ALTADENA (KTLA) — While Gov. Gavin Newsom met with President Donald Trump on Capitol Hill on Wednesday in an effort to secure disaster relief funds, the new EPA Administrator had boots on the ground in Altadena on Thursday.

Lee Zeldin, a Trump appointee who was sworn in to lead the U.S. Environmental Protection Agency just last week, told KTLA’s Eric Spillman in an exclusive interview that the department isn’t being held back in assisting with relief efforts after wildfires devastated parts of Los Angeles last month.

“The charge I’ve received [from the Trump administration] is to do everything in my power to assist,” Zeldin said. “There has been nothing holding me back.”

FILE - Former Rep. Lee Zeldin, R-N.Y., speaks at a rally in Concord, N.H., Jan. 19, 2024. (AP Photo/Matt Rourke, File)
FILE – Former Rep. Lee Zeldin, R-N.Y., speaks at a rally in Concord, N.H., Jan. 19, 2024. (AP Photo/Matt Rourke, File)

Zeldin added that, if anything, he’s been given “positive pressure” to aid victims quickly from the president.

Those statements come after Trump’s previous comments stating that he planned to place conditions on federal aid for California’s wildfire recovery efforts.

“I want to see two things in Los Angeles. Voter ID, so that the people have a chance to vote, and I want to see the water be released and come down into Los Angeles and throughout the state,” Trump told reporters. 

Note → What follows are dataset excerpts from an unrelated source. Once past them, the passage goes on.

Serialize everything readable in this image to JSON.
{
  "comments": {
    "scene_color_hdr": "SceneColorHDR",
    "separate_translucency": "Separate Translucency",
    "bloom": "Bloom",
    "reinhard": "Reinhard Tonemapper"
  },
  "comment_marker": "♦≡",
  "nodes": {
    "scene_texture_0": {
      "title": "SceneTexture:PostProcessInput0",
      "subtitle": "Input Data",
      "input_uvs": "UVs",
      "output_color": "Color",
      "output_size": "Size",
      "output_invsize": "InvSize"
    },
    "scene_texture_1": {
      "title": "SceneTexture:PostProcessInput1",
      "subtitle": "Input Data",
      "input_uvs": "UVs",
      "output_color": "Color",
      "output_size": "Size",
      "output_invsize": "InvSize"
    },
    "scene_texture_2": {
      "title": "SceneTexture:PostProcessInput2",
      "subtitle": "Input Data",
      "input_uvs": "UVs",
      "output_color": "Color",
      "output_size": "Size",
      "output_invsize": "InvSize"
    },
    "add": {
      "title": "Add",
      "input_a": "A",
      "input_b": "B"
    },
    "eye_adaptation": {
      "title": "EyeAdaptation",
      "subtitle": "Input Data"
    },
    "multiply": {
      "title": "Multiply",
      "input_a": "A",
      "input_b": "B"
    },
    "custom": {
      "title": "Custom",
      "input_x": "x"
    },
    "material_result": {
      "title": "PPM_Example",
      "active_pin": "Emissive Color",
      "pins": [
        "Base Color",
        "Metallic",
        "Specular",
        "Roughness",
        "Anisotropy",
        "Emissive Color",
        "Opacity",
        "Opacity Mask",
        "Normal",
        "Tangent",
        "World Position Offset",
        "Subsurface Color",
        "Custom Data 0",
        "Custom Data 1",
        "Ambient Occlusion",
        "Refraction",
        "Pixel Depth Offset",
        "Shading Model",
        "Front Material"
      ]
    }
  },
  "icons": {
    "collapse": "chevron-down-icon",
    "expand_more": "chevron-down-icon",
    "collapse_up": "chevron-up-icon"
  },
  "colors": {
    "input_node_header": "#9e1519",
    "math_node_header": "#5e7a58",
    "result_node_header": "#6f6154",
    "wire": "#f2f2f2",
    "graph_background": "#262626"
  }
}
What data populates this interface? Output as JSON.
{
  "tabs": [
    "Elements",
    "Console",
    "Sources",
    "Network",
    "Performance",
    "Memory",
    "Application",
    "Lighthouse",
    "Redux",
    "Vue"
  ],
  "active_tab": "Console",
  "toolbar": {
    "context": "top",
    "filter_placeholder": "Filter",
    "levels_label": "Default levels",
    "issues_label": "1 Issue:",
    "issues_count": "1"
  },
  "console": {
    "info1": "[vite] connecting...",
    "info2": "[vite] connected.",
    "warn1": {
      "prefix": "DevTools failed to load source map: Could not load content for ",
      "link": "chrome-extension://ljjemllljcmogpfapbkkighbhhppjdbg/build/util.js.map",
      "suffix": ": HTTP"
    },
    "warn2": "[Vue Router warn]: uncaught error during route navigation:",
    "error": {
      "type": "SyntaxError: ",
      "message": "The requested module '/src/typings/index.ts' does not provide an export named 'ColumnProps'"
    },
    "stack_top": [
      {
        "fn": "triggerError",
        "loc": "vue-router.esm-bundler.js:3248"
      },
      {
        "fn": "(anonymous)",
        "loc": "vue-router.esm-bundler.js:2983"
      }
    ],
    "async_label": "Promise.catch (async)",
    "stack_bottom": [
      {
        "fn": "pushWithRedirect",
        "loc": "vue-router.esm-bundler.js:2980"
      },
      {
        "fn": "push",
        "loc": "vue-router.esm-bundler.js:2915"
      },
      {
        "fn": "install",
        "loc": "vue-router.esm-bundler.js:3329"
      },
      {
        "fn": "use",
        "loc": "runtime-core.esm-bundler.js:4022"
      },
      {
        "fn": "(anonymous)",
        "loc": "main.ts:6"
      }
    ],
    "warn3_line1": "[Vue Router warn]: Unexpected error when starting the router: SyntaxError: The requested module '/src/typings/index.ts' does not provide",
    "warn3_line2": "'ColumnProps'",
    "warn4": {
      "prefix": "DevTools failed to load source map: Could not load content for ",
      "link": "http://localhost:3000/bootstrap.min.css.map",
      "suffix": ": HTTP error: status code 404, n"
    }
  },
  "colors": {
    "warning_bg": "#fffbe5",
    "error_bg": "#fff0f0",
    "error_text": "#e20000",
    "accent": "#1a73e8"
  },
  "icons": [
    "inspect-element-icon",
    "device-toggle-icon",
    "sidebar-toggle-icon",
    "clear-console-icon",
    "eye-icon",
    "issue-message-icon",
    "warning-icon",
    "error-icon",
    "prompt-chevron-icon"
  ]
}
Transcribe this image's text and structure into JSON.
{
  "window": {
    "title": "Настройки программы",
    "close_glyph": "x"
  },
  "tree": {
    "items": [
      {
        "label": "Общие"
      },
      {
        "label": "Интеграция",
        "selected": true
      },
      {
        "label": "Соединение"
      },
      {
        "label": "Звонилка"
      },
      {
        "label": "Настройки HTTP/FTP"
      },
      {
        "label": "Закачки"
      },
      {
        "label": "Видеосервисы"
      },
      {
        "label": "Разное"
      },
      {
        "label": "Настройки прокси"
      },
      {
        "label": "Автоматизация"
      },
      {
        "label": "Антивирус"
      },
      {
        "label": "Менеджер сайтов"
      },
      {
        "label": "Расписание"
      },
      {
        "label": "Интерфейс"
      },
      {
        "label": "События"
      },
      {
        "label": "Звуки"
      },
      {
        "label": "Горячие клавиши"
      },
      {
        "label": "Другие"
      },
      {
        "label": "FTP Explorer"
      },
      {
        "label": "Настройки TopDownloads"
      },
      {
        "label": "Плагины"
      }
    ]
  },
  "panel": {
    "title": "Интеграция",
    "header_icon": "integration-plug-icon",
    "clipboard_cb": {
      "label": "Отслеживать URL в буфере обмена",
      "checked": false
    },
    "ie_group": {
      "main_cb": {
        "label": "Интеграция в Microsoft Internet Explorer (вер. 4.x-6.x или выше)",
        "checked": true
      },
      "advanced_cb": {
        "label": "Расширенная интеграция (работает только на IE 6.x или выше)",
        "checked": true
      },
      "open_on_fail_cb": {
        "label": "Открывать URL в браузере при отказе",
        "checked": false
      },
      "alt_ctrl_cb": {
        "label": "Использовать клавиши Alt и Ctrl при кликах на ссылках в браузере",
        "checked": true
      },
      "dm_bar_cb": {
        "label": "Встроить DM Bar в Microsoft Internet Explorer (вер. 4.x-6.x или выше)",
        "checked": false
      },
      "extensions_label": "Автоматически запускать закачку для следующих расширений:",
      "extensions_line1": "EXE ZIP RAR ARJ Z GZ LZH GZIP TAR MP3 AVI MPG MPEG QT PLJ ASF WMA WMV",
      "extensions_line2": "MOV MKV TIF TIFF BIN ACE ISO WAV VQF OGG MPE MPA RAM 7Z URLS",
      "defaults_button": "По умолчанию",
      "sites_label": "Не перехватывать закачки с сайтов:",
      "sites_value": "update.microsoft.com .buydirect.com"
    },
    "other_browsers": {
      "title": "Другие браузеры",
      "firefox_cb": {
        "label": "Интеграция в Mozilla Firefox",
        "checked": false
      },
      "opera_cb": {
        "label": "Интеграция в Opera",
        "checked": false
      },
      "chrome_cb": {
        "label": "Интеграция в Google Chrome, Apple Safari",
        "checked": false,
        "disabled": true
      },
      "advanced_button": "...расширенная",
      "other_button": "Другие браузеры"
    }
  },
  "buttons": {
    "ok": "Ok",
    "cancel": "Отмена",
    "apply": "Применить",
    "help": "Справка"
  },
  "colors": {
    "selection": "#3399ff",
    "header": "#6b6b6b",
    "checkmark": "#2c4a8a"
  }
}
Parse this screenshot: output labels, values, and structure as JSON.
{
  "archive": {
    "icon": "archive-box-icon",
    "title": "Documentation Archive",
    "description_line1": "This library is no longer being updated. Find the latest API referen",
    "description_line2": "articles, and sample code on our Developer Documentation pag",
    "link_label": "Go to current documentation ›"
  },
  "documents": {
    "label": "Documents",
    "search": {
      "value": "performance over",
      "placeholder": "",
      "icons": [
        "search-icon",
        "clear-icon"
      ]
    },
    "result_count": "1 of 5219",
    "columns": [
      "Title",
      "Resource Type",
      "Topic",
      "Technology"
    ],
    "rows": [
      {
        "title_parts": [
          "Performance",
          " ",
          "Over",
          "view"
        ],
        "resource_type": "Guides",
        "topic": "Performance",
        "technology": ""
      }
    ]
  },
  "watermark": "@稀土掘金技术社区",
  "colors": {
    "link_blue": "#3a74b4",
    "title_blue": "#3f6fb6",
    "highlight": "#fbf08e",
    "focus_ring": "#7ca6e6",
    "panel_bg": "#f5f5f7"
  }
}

Trump took matters into his own hands with the water release, which was met with mixed reviews, as critics note that the water released by his executive orders was being stored for farmers to use during dry, hot summer months.

Plants and equipment were destroyed by the Eaton Fire at Nuccio’s Nursery in Altadena, forcing the business to close. (KTLA)
Plants and equipment were destroyed by the Eaton Fire at Nuccio’s Nursery in Altadena, forcing the business to close. (KTLA)

Newsom, who met with Trump in Washington, D.C., on Wednesday, has come out against Trump’s conditions for aid, stating that it’s “wrong.”

While speaking to Spillman in Altadena, Zeldin said that he feels “really good” about the agency’s ability to clean up hazardous waste in the fire-affected areas of L.A. County. Service members from the U.S. Military are set to join the more than 1,000 EPA workers to help, he said, adding to the manpower needed to execute such an operation.

More than 7,000 structures were destroyed by the Palisades and Eaton fires in January, making for a massive cleanup job conducted by several public agencies.

As Zeldin was in Altadena, federal workers nationwide were facing a deadline to decide whether they’d remain in their current positions. The deadline for Trump’s federal buyout program, which is expected to result in a significant downsizing of the government workforce, is Thursday.

Zeldin told Spillman that he didn’t expect that deadline to affect the amount of staff cleaning up the fire zones.

“We’ve been able to flex up and hit our target goals,” he said.

Prior to his appointment to head the EPA, Zeldin served eight years in Congress as the representative of New York’s 1st District, which covers parts of Long Island. He was the Republican nominee for governor of New York in 2022, when he lost to current Gov. Kathy Hochul.